While there have been false dawns before for 3-D printing as a whole, companies cannot afford to be complacent. That will be especially true if the expected benefits to innovation are not only magnified by cost reductions but also bring into scope whole new industries and product categories. CEOs and COOs above all need to examine the readiness of their companies for a future in which a range of integrated digital technologies (of which 3-D could be one of the most significant) will dominate manufacturing and competitors will probably be building additive manufacturing into their value chains. That means focusing on better organizational cohesion and considering partnerships with external organizations (such as local contract-printing bureaus) that have the necessary technical expertise.
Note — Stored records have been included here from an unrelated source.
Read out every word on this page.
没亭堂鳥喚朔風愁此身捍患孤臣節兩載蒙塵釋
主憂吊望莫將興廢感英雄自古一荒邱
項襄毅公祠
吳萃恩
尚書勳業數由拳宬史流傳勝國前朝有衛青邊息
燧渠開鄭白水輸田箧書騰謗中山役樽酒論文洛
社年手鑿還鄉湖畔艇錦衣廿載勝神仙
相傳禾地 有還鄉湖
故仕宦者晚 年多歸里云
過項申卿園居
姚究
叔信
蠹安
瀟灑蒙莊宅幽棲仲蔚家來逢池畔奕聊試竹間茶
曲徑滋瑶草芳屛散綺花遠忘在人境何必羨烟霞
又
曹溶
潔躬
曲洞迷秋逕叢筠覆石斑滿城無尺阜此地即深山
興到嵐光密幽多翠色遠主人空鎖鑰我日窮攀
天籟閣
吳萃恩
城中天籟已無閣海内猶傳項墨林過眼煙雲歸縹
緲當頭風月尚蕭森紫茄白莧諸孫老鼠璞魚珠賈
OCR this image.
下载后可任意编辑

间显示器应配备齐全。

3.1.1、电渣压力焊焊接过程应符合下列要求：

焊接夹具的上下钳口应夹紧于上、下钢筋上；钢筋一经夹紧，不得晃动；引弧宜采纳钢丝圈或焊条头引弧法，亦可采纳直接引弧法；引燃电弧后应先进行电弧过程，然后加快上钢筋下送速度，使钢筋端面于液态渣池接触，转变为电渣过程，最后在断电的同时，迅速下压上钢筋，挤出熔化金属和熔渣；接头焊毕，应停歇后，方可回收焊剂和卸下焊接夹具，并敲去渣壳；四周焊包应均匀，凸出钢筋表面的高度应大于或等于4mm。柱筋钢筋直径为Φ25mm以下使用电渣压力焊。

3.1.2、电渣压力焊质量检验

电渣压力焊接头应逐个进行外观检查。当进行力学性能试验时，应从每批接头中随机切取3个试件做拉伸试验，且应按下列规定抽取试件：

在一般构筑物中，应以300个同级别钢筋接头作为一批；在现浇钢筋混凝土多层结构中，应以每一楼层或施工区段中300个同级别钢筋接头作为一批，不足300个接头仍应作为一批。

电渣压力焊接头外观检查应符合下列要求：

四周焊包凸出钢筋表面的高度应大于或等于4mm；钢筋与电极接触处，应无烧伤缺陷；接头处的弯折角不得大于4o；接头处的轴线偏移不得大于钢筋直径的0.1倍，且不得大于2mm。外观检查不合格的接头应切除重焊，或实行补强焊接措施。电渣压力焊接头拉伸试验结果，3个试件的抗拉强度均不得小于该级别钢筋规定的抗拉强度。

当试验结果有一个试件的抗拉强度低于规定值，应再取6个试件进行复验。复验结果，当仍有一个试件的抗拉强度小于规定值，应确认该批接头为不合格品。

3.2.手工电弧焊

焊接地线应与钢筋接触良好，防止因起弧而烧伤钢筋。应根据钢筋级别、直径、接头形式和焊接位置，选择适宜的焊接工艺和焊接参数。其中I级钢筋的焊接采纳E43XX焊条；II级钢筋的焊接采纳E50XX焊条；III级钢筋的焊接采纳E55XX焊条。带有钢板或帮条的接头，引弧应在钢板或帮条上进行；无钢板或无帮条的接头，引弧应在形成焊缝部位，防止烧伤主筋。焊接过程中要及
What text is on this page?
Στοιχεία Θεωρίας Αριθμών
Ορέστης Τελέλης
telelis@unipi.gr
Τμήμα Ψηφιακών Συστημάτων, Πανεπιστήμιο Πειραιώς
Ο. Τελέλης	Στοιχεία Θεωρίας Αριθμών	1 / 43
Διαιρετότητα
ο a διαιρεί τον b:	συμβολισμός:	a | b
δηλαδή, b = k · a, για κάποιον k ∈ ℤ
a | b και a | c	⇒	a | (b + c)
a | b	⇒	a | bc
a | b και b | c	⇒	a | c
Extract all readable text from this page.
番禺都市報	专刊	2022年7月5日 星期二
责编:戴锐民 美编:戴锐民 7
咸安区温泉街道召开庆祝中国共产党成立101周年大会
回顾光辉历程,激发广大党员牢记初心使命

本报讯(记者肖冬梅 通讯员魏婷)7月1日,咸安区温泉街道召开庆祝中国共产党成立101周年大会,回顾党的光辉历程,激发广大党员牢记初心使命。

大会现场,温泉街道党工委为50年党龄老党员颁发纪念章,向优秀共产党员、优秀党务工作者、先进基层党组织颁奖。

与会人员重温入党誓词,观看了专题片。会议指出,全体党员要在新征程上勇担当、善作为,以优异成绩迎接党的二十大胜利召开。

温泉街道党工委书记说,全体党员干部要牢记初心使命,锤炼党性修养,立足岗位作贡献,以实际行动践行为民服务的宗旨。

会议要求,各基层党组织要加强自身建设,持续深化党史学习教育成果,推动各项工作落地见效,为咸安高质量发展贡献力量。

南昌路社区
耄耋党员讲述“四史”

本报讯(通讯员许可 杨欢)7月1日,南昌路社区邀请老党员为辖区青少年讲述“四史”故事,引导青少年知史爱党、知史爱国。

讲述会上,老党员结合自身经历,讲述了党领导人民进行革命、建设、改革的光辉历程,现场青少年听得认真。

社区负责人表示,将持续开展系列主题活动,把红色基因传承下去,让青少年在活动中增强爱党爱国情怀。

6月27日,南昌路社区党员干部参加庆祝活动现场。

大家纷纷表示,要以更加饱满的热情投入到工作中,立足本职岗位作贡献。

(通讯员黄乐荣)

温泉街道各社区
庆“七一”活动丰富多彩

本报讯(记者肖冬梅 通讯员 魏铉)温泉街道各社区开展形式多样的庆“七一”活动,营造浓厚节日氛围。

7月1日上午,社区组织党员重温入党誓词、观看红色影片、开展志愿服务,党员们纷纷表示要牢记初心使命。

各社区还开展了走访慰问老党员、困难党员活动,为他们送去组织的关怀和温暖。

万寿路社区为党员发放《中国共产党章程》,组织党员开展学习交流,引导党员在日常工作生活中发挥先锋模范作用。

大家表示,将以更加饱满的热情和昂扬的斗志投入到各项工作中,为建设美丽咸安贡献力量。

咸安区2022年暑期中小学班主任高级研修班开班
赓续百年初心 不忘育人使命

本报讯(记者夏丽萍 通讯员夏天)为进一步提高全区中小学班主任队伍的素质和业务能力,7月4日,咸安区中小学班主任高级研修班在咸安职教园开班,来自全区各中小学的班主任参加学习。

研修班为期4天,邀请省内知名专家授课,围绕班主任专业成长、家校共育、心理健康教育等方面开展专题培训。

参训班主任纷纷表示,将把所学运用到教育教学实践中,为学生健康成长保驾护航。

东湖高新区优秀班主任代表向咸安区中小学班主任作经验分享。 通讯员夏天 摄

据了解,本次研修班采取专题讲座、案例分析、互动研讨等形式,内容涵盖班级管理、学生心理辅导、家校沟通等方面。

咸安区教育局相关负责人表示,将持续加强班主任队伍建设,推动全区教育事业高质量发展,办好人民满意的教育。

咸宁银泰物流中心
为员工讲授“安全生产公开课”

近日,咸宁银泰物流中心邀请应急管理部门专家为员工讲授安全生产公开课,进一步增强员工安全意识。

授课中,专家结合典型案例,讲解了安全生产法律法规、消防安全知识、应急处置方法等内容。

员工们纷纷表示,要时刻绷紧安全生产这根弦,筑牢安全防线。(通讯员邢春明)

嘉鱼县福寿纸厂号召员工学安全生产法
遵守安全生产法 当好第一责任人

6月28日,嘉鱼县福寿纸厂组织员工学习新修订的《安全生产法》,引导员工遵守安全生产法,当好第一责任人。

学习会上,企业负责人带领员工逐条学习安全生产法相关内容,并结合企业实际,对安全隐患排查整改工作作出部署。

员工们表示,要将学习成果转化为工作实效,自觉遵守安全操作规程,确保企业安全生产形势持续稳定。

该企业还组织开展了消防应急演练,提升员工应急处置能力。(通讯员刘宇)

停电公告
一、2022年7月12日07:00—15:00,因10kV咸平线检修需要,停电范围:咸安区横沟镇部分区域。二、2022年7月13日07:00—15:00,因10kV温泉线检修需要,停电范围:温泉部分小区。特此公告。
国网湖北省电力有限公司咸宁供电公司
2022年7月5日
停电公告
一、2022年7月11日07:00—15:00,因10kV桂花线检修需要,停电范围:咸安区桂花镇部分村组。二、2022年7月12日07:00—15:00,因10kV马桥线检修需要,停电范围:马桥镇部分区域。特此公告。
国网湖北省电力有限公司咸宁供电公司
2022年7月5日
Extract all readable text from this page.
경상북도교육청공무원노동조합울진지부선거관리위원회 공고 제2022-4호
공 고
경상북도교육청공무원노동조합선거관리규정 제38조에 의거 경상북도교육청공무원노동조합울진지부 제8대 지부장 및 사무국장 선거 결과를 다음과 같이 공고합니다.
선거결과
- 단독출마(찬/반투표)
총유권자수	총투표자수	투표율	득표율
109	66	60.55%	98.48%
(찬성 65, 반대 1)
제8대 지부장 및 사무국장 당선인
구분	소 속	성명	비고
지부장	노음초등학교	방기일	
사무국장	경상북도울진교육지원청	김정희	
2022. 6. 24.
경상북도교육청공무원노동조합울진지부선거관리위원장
Beyond the C-suite, companies should build a group of executive champions within the engineering, quality, operations, and procurement units. Some aerospace and medical-device companies, for example, already have teams scanning their entire design portfolios for parts that could benefit from this technology. Furthermore, the introduction of 3-D printing into complex manufacturing environments would require big changes in quality-assurance and control processes: companies would have to replace old protocols relying on extensive up-front testing and validation of traditional production tools, such as molds. Since additive manufacturing reduces or even eliminates the need for these tools, organizations must understand the steps needed to satisfy their quality requirements in the future.
The coming years will bring new opportunities and challenges. Companies with savvy executives who raise awareness, fill talent gaps, and build the necessary organizational capabilities will be well positioned to benefit from this breakthrough technology.